La compañía la formaban once personas: tres mujeres y ocho hombres que se llamaban entre ellos por el nombre de sus respectivos personajes, nombres que aludían genialmente a los arquetipos que representaban y que nunca cambiaban, fuera cual fuere la obra teatral representada.

– Somos -explicó Pantalone a André-Louis- una de las pocas compañías que aún conservan la tradición de la Comedia del Arte italiana. No queremos abusar de nuestra memoria ni frustrar nuestro talento con parlamentos altisonantes, fruto de las desdichadas lucubraciones de un autor. Cada uno de nosotros es su propio autor al mismo tiempo que actor. Somos improvisadores. Improvisamos al estilo de la noble escuela italiana.

– Ya me di cuenta -dijo André-Louis- cuando sin querer asistí al ensayo de vuestras improvisaciones.

Pantalone frunció el ceño:

– Veo que usted es bastante irónico, por no decir mordaz. Eso está muy bien. Es el temperamento que encaja con su fisonomía. Pero en este caso se equivoca. El ensayo que vio es excepcional entre nosotros. Simplemente era necesario para adiestrar a Léandre en su papel de galán. Tratamos de inculcarle el arte que no le dio la naturaleza. Si siguiera fracasando y no hiciera honor a nuestra escuela… Pero, en fin, no echemos a perder esta armonía anticipando cosas desagradables que espero puedan evitarse. Con todos sus defectos, queremos a nuestro Léandre. Y ahora voy a presentarle a los miembros de nuestra compañía.

Primero señaló al amable y alto Rhodomont, a quien André-Louis ya conocía.

– Sus piernas son tan largas y su nariz tan ganchuda que le han hecho merecedor de los papeles de furibundos capitanes -explicó Pantalone-. Sus pulmones han justificado nuestra elección. Hay que oír cómo ruge. Al principio le llamamos Spavento o Épouvante 1. Pero eran nombres demasiado vulgares para tan gran artista. Desde los tiempos en que el genial Mondor asombraba al mundo, no se ha vuelto a ver a un matón tan impetuoso en el escenario. Por eso decidimos conferirle el nombre de Rhodomont que Mondor hizo famoso, y le doy mi palabra de actor y de caballero, pues soy caballero, señor mío, de que nuestro bautismo ha quedado plenamente justificado.

Sus ojillos brillaban en el abotargado rostro mientras miraba al actor elogiado. El terrible Rhodomont se ruborizó como una colegiala cuando André-Louis se dedicó a escrutarlo solemnemente.

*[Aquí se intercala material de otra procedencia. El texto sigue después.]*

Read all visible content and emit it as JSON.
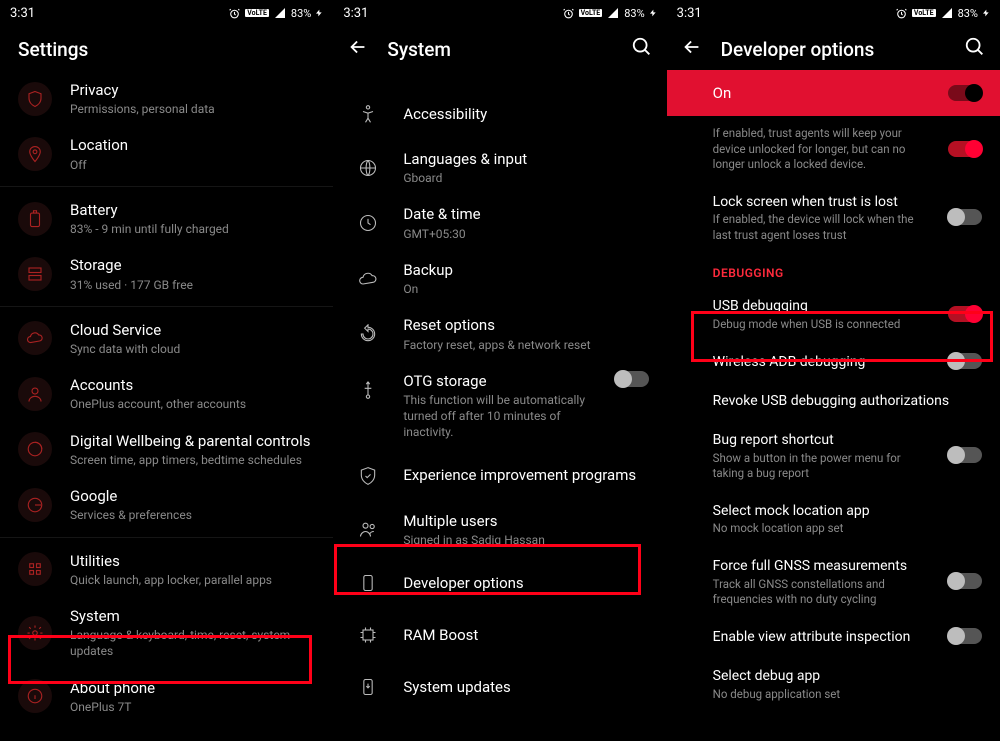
{
  "status": {
    "time": "3:31",
    "battery_text": "83%",
    "network_label": "VoLTE"
  },
  "screen1": {
    "title": "Settings",
    "items": [
      {
        "label": "Privacy",
        "sub": "Permissions, personal data"
      },
      {
        "label": "Location",
        "sub": "Off"
      },
      {
        "label": "Battery",
        "sub": "83% - 9 min until fully charged"
      },
      {
        "label": "Storage",
        "sub": "31% used · 177 GB free"
      },
      {
        "label": "Cloud Service",
        "sub": "Sync data with cloud"
      },
      {
        "label": "Accounts",
        "sub": "OnePlus account, other accounts"
      },
      {
        "label": "Digital Wellbeing & parental controls",
        "sub": "Screen time, app timers, bedtime schedules"
      },
      {
        "label": "Google",
        "sub": "Services & preferences"
      },
      {
        "label": "Utilities",
        "sub": "Quick launch, app locker, parallel apps"
      },
      {
        "label": "System",
        "sub": "Language & keyboard, time, reset, system updates"
      },
      {
        "label": "About phone",
        "sub": "OnePlus 7T"
      }
    ]
  },
  "screen2": {
    "title": "System",
    "items": [
      {
        "label": "Accessibility",
        "sub": ""
      },
      {
        "label": "Languages & input",
        "sub": "Gboard"
      },
      {
        "label": "Date & time",
        "sub": "GMT+05:30"
      },
      {
        "label": "Backup",
        "sub": "On"
      },
      {
        "label": "Reset options",
        "sub": "Factory reset, apps & network reset"
      },
      {
        "label": "OTG storage",
        "sub": "This function will be automatically turned off after 10 minutes of inactivity."
      },
      {
        "label": "Experience improvement programs",
        "sub": ""
      },
      {
        "label": "Multiple users",
        "sub": "Signed in as Sadiq Hassan"
      },
      {
        "label": "Developer options",
        "sub": ""
      },
      {
        "label": "RAM Boost",
        "sub": ""
      },
      {
        "label": "System updates",
        "sub": ""
      }
    ]
  },
  "screen3": {
    "title": "Developer options",
    "on_label": "On",
    "trust_item": {
      "sub": "If enabled, trust agents will keep your device unlocked for longer, but can no longer unlock a locked device."
    },
    "lock_item": {
      "label": "Lock screen when trust is lost",
      "sub": "If enabled, the device will lock when the last trust agent loses trust"
    },
    "debug_section": "DEBUGGING",
    "items": [
      {
        "label": "USB debugging",
        "sub": "Debug mode when USB is connected"
      },
      {
        "label": "Wireless ADB debugging",
        "sub": ""
      },
      {
        "label": "Revoke USB debugging authorizations",
        "sub": ""
      },
      {
        "label": "Bug report shortcut",
        "sub": "Show a button in the power menu for taking a bug report"
      },
      {
        "label": "Select mock location app",
        "sub": "No mock location app set"
      },
      {
        "label": "Force full GNSS measurements",
        "sub": "Track all GNSS constellations and frequencies with no duty cycling"
      },
      {
        "label": "Enable view attribute inspection",
        "sub": ""
      },
      {
        "label": "Select debug app",
        "sub": "No debug application set"
      }
    ]
  }
}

– Después tenemos a Scaramouche, a quien también ya conoce. A veces hace el papel de Scapin, y otras, de Coviello. Pero déjeme decirle que el papel en el que más se destaca es en el de Scaramouche. Incluso más de la cuenta, pues no sólo es Scaramouche en la escena, sino también en la vida real. Tiene un don especial para la intriga y, en ocasiones, puede llegar a ser agresivo; nunca deja de ser Scaramouche y no pierde ocasión de demostrarlo. Podría decir algo más sobre él, pero soy de naturaleza caritativa y amo a todo el mundo.

Scaramouche miró burlón a su maestro y siguió comiendo tranquilamente.